The love-season of Bears came and went year after year, but left him
alone in his prime as he had been in his youth. It is not good for
a Bear to be alone; it is bad for him in every way. His habitual
moroseness grew with his strength, and any one chancing to meet him now
would have called him a dangerous Grizzly.
He had lived in the Meteetsee Valley since first he betook himself
there, and his character had been shaped by many little adventures with
traps and his wild rivals of the mountains. But there was none of the
latter that he now feared, and he knew enough to avoid the first, for
that penetrating odor of man and iron was a never-failing warning,
especially after an experience which befell him in his sixth year.

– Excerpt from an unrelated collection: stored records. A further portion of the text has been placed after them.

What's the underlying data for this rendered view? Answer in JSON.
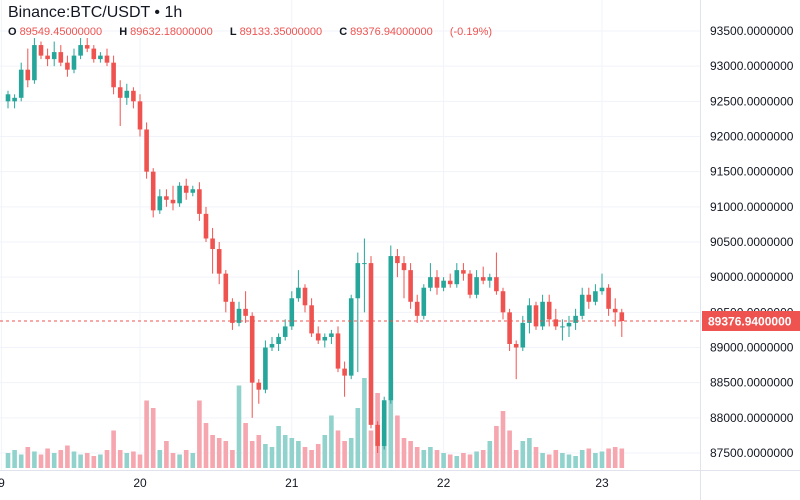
{
  "header": {
    "title": "Binance:BTC/USDT • 1h",
    "open_label": "O",
    "open": "89549.45000000",
    "high_label": "H",
    "high": "89632.18000000",
    "low_label": "L",
    "low": "89133.35000000",
    "close_label": "C",
    "close": "89376.94000000",
    "change": "(-0.19%)"
  },
  "colors": {
    "up": "#26a69a",
    "down": "#ef5350",
    "up_volume": "#92d2cc",
    "down_volume": "#f5a6ae",
    "price_line": "#ef5350",
    "grid": "#f0f3fa"
  },
  "chart_data": {
    "type": "candlestick",
    "symbol": "Binance:BTC/USDT",
    "interval": "1h",
    "ylim": [
      87300,
      93800
    ],
    "yticks": [
      "93500.0000000",
      "93000.0000000",
      "92500.0000000",
      "92000.0000000",
      "91500.0000000",
      "91000.0000000",
      "90500.0000000",
      "90000.0000000",
      "89500.0000000",
      "89000.0000000",
      "88500.0000000",
      "88000.0000000",
      "87500.0000000"
    ],
    "xticks": [
      {
        "label": "9",
        "index": -1
      },
      {
        "label": "20",
        "index": 20
      },
      {
        "label": "21",
        "index": 43
      },
      {
        "label": "22",
        "index": 66
      },
      {
        "label": "23",
        "index": 90
      }
    ],
    "last_price": 89376.94,
    "last_price_label": "89376.9400000",
    "candles": [
      {
        "o": 92500,
        "h": 92650,
        "l": 92400,
        "c": 92600
      },
      {
        "o": 92500,
        "h": 92600,
        "l": 92400,
        "c": 92550
      },
      {
        "o": 92550,
        "h": 93050,
        "l": 92500,
        "c": 92950
      },
      {
        "o": 92950,
        "h": 93250,
        "l": 92700,
        "c": 92800
      },
      {
        "o": 92800,
        "h": 93400,
        "l": 92750,
        "c": 93300
      },
      {
        "o": 93300,
        "h": 93350,
        "l": 93100,
        "c": 93150
      },
      {
        "o": 93150,
        "h": 93250,
        "l": 93000,
        "c": 93100
      },
      {
        "o": 93100,
        "h": 93350,
        "l": 93000,
        "c": 93200
      },
      {
        "o": 93200,
        "h": 93300,
        "l": 93000,
        "c": 93050
      },
      {
        "o": 93050,
        "h": 93150,
        "l": 92850,
        "c": 92950
      },
      {
        "o": 92950,
        "h": 93250,
        "l": 92900,
        "c": 93150
      },
      {
        "o": 93150,
        "h": 93400,
        "l": 93100,
        "c": 93300
      },
      {
        "o": 93300,
        "h": 93400,
        "l": 93200,
        "c": 93250
      },
      {
        "o": 93250,
        "h": 93300,
        "l": 93050,
        "c": 93100
      },
      {
        "o": 93100,
        "h": 93200,
        "l": 93050,
        "c": 93150
      },
      {
        "o": 93150,
        "h": 93250,
        "l": 93000,
        "c": 93050
      },
      {
        "o": 93050,
        "h": 93150,
        "l": 92600,
        "c": 92700
      },
      {
        "o": 92700,
        "h": 92800,
        "l": 92150,
        "c": 92550
      },
      {
        "o": 92550,
        "h": 92750,
        "l": 92450,
        "c": 92650
      },
      {
        "o": 92650,
        "h": 92700,
        "l": 92400,
        "c": 92500
      },
      {
        "o": 92500,
        "h": 92600,
        "l": 92000,
        "c": 92100
      },
      {
        "o": 92100,
        "h": 92200,
        "l": 91400,
        "c": 91500
      },
      {
        "o": 91500,
        "h": 91550,
        "l": 90850,
        "c": 90950
      },
      {
        "o": 90950,
        "h": 91250,
        "l": 90900,
        "c": 91150
      },
      {
        "o": 91150,
        "h": 91250,
        "l": 91000,
        "c": 91100
      },
      {
        "o": 91100,
        "h": 91300,
        "l": 90950,
        "c": 91050
      },
      {
        "o": 91050,
        "h": 91350,
        "l": 91000,
        "c": 91300
      },
      {
        "o": 91300,
        "h": 91400,
        "l": 91100,
        "c": 91200
      },
      {
        "o": 91200,
        "h": 91300,
        "l": 91150,
        "c": 91250
      },
      {
        "o": 91250,
        "h": 91350,
        "l": 90800,
        "c": 90900
      },
      {
        "o": 90900,
        "h": 91000,
        "l": 90500,
        "c": 90550
      },
      {
        "o": 90550,
        "h": 90700,
        "l": 90050,
        "c": 90400
      },
      {
        "o": 90400,
        "h": 90500,
        "l": 89900,
        "c": 90050
      },
      {
        "o": 90050,
        "h": 90100,
        "l": 89500,
        "c": 89650
      },
      {
        "o": 89650,
        "h": 89700,
        "l": 89250,
        "c": 89350
      },
      {
        "o": 89350,
        "h": 89650,
        "l": 89300,
        "c": 89550
      },
      {
        "o": 89550,
        "h": 89800,
        "l": 89350,
        "c": 89450
      },
      {
        "o": 89450,
        "h": 89500,
        "l": 88000,
        "c": 88500
      },
      {
        "o": 88500,
        "h": 88550,
        "l": 88200,
        "c": 88400
      },
      {
        "o": 88400,
        "h": 89100,
        "l": 88350,
        "c": 89000
      },
      {
        "o": 89000,
        "h": 89150,
        "l": 88950,
        "c": 89050
      },
      {
        "o": 89050,
        "h": 89200,
        "l": 88950,
        "c": 89150
      },
      {
        "o": 89150,
        "h": 89400,
        "l": 89100,
        "c": 89300
      },
      {
        "o": 89300,
        "h": 89800,
        "l": 89250,
        "c": 89700
      },
      {
        "o": 89700,
        "h": 90100,
        "l": 89650,
        "c": 89850
      },
      {
        "o": 89850,
        "h": 89900,
        "l": 89500,
        "c": 89600
      },
      {
        "o": 89600,
        "h": 89700,
        "l": 89150,
        "c": 89200
      },
      {
        "o": 89200,
        "h": 89300,
        "l": 89050,
        "c": 89100
      },
      {
        "o": 89100,
        "h": 89200,
        "l": 89000,
        "c": 89150
      },
      {
        "o": 89150,
        "h": 89250,
        "l": 89050,
        "c": 89200
      },
      {
        "o": 89200,
        "h": 89300,
        "l": 88650,
        "c": 88700
      },
      {
        "o": 88700,
        "h": 88800,
        "l": 88300,
        "c": 88600
      },
      {
        "o": 88600,
        "h": 89750,
        "l": 88550,
        "c": 89700
      },
      {
        "o": 89700,
        "h": 90350,
        "l": 88650,
        "c": 90200
      },
      {
        "o": 90200,
        "h": 90550,
        "l": 89500,
        "c": 90200
      },
      {
        "o": 90200,
        "h": 90300,
        "l": 87850,
        "c": 87900
      },
      {
        "o": 87900,
        "h": 87950,
        "l": 87500,
        "c": 87600
      },
      {
        "o": 87600,
        "h": 88300,
        "l": 87550,
        "c": 88250
      },
      {
        "o": 88250,
        "h": 90450,
        "l": 88200,
        "c": 90300
      },
      {
        "o": 90300,
        "h": 90400,
        "l": 90000,
        "c": 90200
      },
      {
        "o": 90200,
        "h": 90300,
        "l": 89700,
        "c": 90100
      },
      {
        "o": 90100,
        "h": 90200,
        "l": 89550,
        "c": 89650
      },
      {
        "o": 89650,
        "h": 89750,
        "l": 89350,
        "c": 89450
      },
      {
        "o": 89450,
        "h": 89900,
        "l": 89400,
        "c": 89850
      },
      {
        "o": 89850,
        "h": 90200,
        "l": 89800,
        "c": 90000
      },
      {
        "o": 90000,
        "h": 90100,
        "l": 89750,
        "c": 89850
      },
      {
        "o": 89850,
        "h": 90000,
        "l": 89800,
        "c": 89950
      },
      {
        "o": 89950,
        "h": 90050,
        "l": 89850,
        "c": 89900
      },
      {
        "o": 89900,
        "h": 90200,
        "l": 89850,
        "c": 90100
      },
      {
        "o": 90100,
        "h": 90200,
        "l": 89950,
        "c": 90050
      },
      {
        "o": 90050,
        "h": 90100,
        "l": 89700,
        "c": 89750
      },
      {
        "o": 89750,
        "h": 90100,
        "l": 89700,
        "c": 90000
      },
      {
        "o": 90000,
        "h": 90150,
        "l": 89900,
        "c": 89950
      },
      {
        "o": 89950,
        "h": 90050,
        "l": 89850,
        "c": 90000
      },
      {
        "o": 90000,
        "h": 90350,
        "l": 89750,
        "c": 89800
      },
      {
        "o": 89800,
        "h": 89850,
        "l": 89400,
        "c": 89500
      },
      {
        "o": 89500,
        "h": 89550,
        "l": 88950,
        "c": 89050
      },
      {
        "o": 89050,
        "h": 89100,
        "l": 88550,
        "c": 89000
      },
      {
        "o": 89000,
        "h": 89450,
        "l": 88950,
        "c": 89350
      },
      {
        "o": 89350,
        "h": 89700,
        "l": 89200,
        "c": 89600
      },
      {
        "o": 89600,
        "h": 89650,
        "l": 89250,
        "c": 89300
      },
      {
        "o": 89300,
        "h": 89750,
        "l": 89250,
        "c": 89650
      },
      {
        "o": 89650,
        "h": 89750,
        "l": 89300,
        "c": 89400
      },
      {
        "o": 89400,
        "h": 89550,
        "l": 89250,
        "c": 89300
      },
      {
        "o": 89300,
        "h": 89400,
        "l": 89100,
        "c": 89300
      },
      {
        "o": 89300,
        "h": 89450,
        "l": 89150,
        "c": 89350
      },
      {
        "o": 89350,
        "h": 89550,
        "l": 89250,
        "c": 89450
      },
      {
        "o": 89450,
        "h": 89850,
        "l": 89400,
        "c": 89750
      },
      {
        "o": 89750,
        "h": 89850,
        "l": 89550,
        "c": 89650
      },
      {
        "o": 89650,
        "h": 89900,
        "l": 89600,
        "c": 89800
      },
      {
        "o": 89800,
        "h": 90050,
        "l": 89750,
        "c": 89850
      },
      {
        "o": 89850,
        "h": 89900,
        "l": 89450,
        "c": 89550
      },
      {
        "o": 89550,
        "h": 89700,
        "l": 89300,
        "c": 89500
      },
      {
        "o": 89500,
        "h": 89550,
        "l": 89150,
        "c": 89377
      }
    ],
    "volume": [
      10,
      12,
      9,
      14,
      11,
      9,
      13,
      10,
      12,
      15,
      11,
      9,
      10,
      8,
      9,
      12,
      25,
      12,
      10,
      11,
      9,
      45,
      40,
      12,
      18,
      10,
      9,
      12,
      10,
      45,
      30,
      22,
      20,
      18,
      12,
      55,
      30,
      18,
      22,
      16,
      14,
      28,
      22,
      20,
      18,
      14,
      12,
      16,
      22,
      35,
      25,
      18,
      20,
      40,
      60,
      25,
      50,
      30,
      60,
      35,
      20,
      18,
      14,
      12,
      14,
      12,
      10,
      9,
      8,
      10,
      9,
      11,
      12,
      18,
      28,
      38,
      25,
      12,
      18,
      20,
      14,
      10,
      9,
      12,
      10,
      9,
      8,
      12,
      13,
      10,
      11,
      13,
      14,
      13
    ]
  }
}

His ever-reliable nose told him that there was a dead Elk down among the
timber.
[Illustration]
He went up the wind, and there, sure enough, was the great delicious
carcass, already torn open at the very best place. True, there was that
terrible man-and-iron taint, but it was so slight and the feast so
tempting that after circling around and inspecting the carcass from his
eight feet of stature, as he stood erect, he went cautiously forward,
and at once was caught by his left paw in an enormous Bear-trap.
He roared with pain and slashed about in a fury. But this was no
Beaver-trap; it was a big forty-pound Bear-catcher, and he was surely
caught.
Wahb fairly foamed with rage, and madly grit his teeth upon the trap.